アフリカ体験(番外編)

          -- 青年海外協力隊 --


■なぜ青年海外協力隊?

 エチオピアへの派遣が決まった時、私の同僚、友人、先輩、上司などから「どうして協力隊なんかに参加するんだ?」「言ったい何の徳があるんだ?」極め付きは「まだ若いのに人生を捨てる気なのか?」とまで言われました。

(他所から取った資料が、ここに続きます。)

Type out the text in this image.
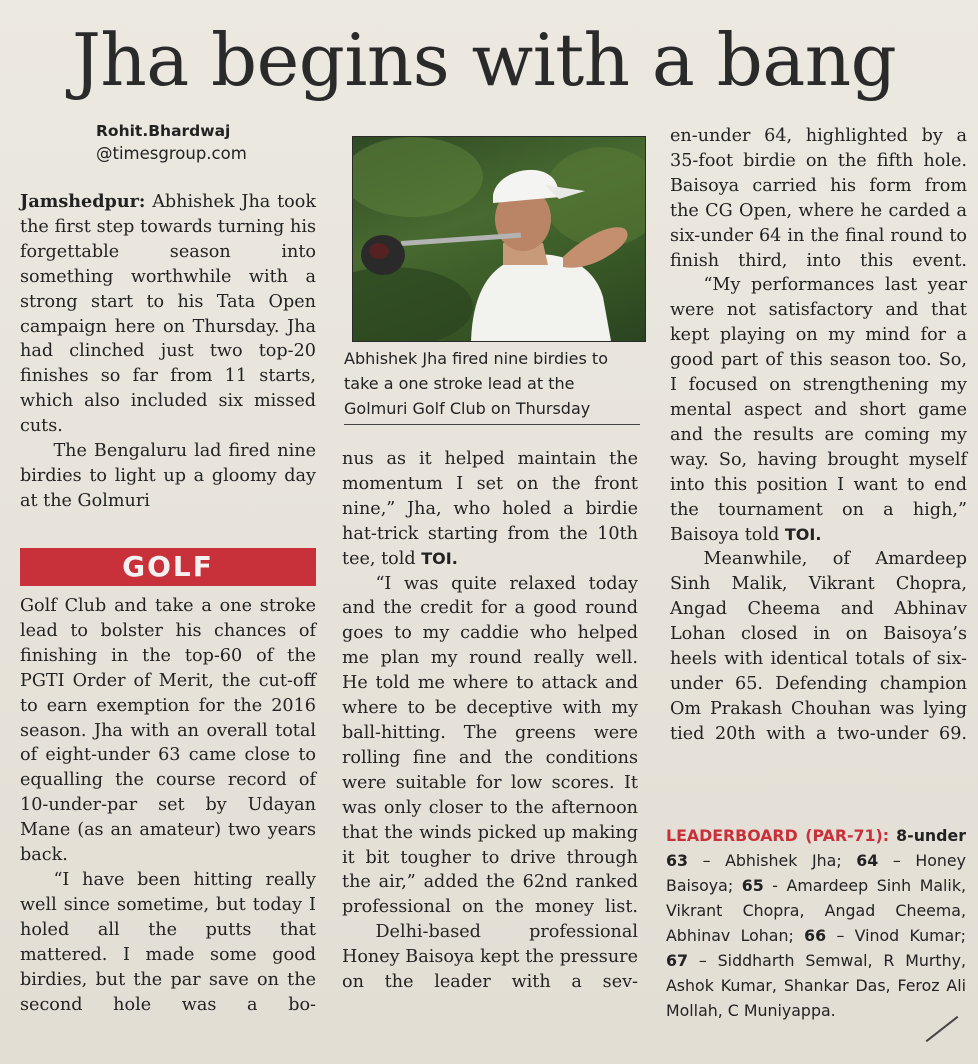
Jha begins with a bang
Rohit.Bhardwaj
@timesgroup.com

Jamshedpur: Abhishek Jha took the first step towards turning his forgettable season into something worthwhile with a strong start to his Tata Open campaign here on Thursday. Jha had clinched just two top-20 finishes so far from 11 starts, which also included six missed cuts.

The Bengaluru lad fired nine birdies to light up a gloomy day at the Golmuri

GOLF

Golf Club and take a one stroke lead to bolster his chances of finishing in the top-60 of the PGTI Order of Merit, the cut-off to earn exemption for the 2016 season. Jha with an overall total of eight-under 63 came close to equalling the course record of 10-under-par set by Udayan Mane (as an amateur) two years back.

“I have been hitting really well since sometime, but today I holed all the putts that mattered. I made some good birdies, but the par save on the second hole was a bo-

Abhishek Jha fired nine birdies to
take a one stroke lead at the
Golmuri Golf Club on Thursday

nus as it helped maintain the momentum I set on the front nine,” Jha, who holed a birdie hat-trick starting from the 10th tee, told TOI.

“I was quite relaxed today and the credit for a good round goes to my caddie who helped me plan my round really well. He told me where to attack and where to be deceptive with my ball-hitting. The greens were rolling fine and the conditions were suitable for low scores. It was only closer to the afternoon that the winds picked up making it bit tougher to drive through the air,” added the 62nd ranked professional on the money list.

Delhi-based professional Honey Baisoya kept the pressure on the leader with a sev-

en-under 64, highlighted by a 35-foot birdie on the fifth hole. Baisoya carried his form from the CG Open, where he carded a six-under 64 in the final round to finish third, into this event.

“My performances last year were not satisfactory and that kept playing on my mind for a good part of this season too. So, I focused on strengthening my mental aspect and short game and the results are coming my way. So, having brought myself into this position I want to end the tournament on a high,” Baisoya told TOI.

Meanwhile, of Amardeep Sinh Malik, Vikrant Chopra, Angad Cheema and Abhinav Lohan closed in on Baisoya’s heels with identical totals of six-under 65. Defending champion Om Prakash Chouhan was lying tied 20th with a two-under 69.

LEADERBOARD (PAR-71): 8-under 63 – Abhishek Jha; 64 – Honey Baisoya; 65 - Amardeep Sinh Malik, Vikrant Chopra, Angad Cheema, Abhinav Lohan; 66 – Vinod Kumar; 67 – Siddharth Semwal, R Murthy, Ashok Kumar, Shankar Das, Feroz Ali Mollah, C Muniyappa.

 いえいえ、もちろん人生を捨てる気なんかありませんでした。全く逆で、一言で言えば、たった一回の人生ですから自分の気持ちに素直に生きたかったのです。

 ではその時の動機をお話したいと思います。

 一つ目の動機は、おそらくみなさんも持っている外国をもっと知りたいという事でした。協力隊参加前も、5年間で観光という形で16カ国ほど一人旅しました。けれども観光と言う形での理解は上辺だけである事は否定できません。

 どうしても他の国でその国の人と同じように仕事をし、同じような物を食べ、同じように泣き笑う事でその国を深く理解したいと思うようになりました。また日本以外の国を理解する事は、日本をそして世界を理解する事につながると思えました。

 加えて1989年はベルリンの壁が倒れ、世界が大きく動いているのが私にもわかり今こそ世界を理解するには絶好のチャンスに思えました。(実際湾岸戦争、エチオピア30年の内戦の終結、ソ連の崩壊、ケニアでの民主化に伴う部族衝突の激化など激動の2年でした)

 そんなとき協力隊の募集広告を偶然見かけました。それまで私の職種では、応募は無理だと思っていたのですが、なんと私の職種も募集しているではありませんか。さっそく募集要項を取り寄せると、私の職種でエチオピアからの要請がありました。

 どうせ他の国を行くのならばもっとも豊かな国に住んでいるからこそ、日本から一番かけ離れていると思われる世界最貧国に行こうと思ったのです。

 二つ目は自分をもっともっと鍛えたいと思ったのです。自分に足りないコミュニケーション力もその一つ、もちろんそれらには言葉も含まれます。

 協力隊員はふつう一人で生活し職場でも日本人は一人です。活動するには、これはいやおうなしに身につけなければなりません。途上国で生活するのですから、体力も気力も必要です。あらゆる面で自分の能力を向上さなければならない場であると思われました。

 最後に(本当はこれが第一だと言いたいところですが、正直言ってそこまでの意識はなかったと思います) 途上国の国作りに少しでも役立ちたいと思いました。

 ふだん何気なく生活していると世界の多くの人が自分達と同じような生活をしていると思いがちですが、世界中の圧倒的に多くの人々は生きるのがやっとと言う現実があります。ある意味では私たち先進国の生活は、途上国の犠牲の上に成り立っていると言っても過言ではありません。それを頭でわかっているのに何もしない事は、私にとっては焦りにも似た気持ちを感じさせていました。

 そのようなわけで私のような平凡な人間でもできる事をやりたいとずっと思っていました。それがまさに募集要項で知った協力隊でした。 このように考えたとき、協力隊とは私にとって一石二鳥、いや一石五鳥に思えま した。

 もうここまで来ると回りから何を言われようが、私には全然問題にはなりませんでした。後は協力隊へ一直線と言うわけです。


 最後にボランティアの理念で私の好きな文があるので紹介したいと思います。

「持てる者が、持たない者にではない。

 幸せな者が、幸せでない者にではない。

 持てる者も、持たない者も、

 幸せな者も、幸せでない者も、

 共に学び、共に考え、共に生きる。」

この文を読む度に自分はだめだなと感じます。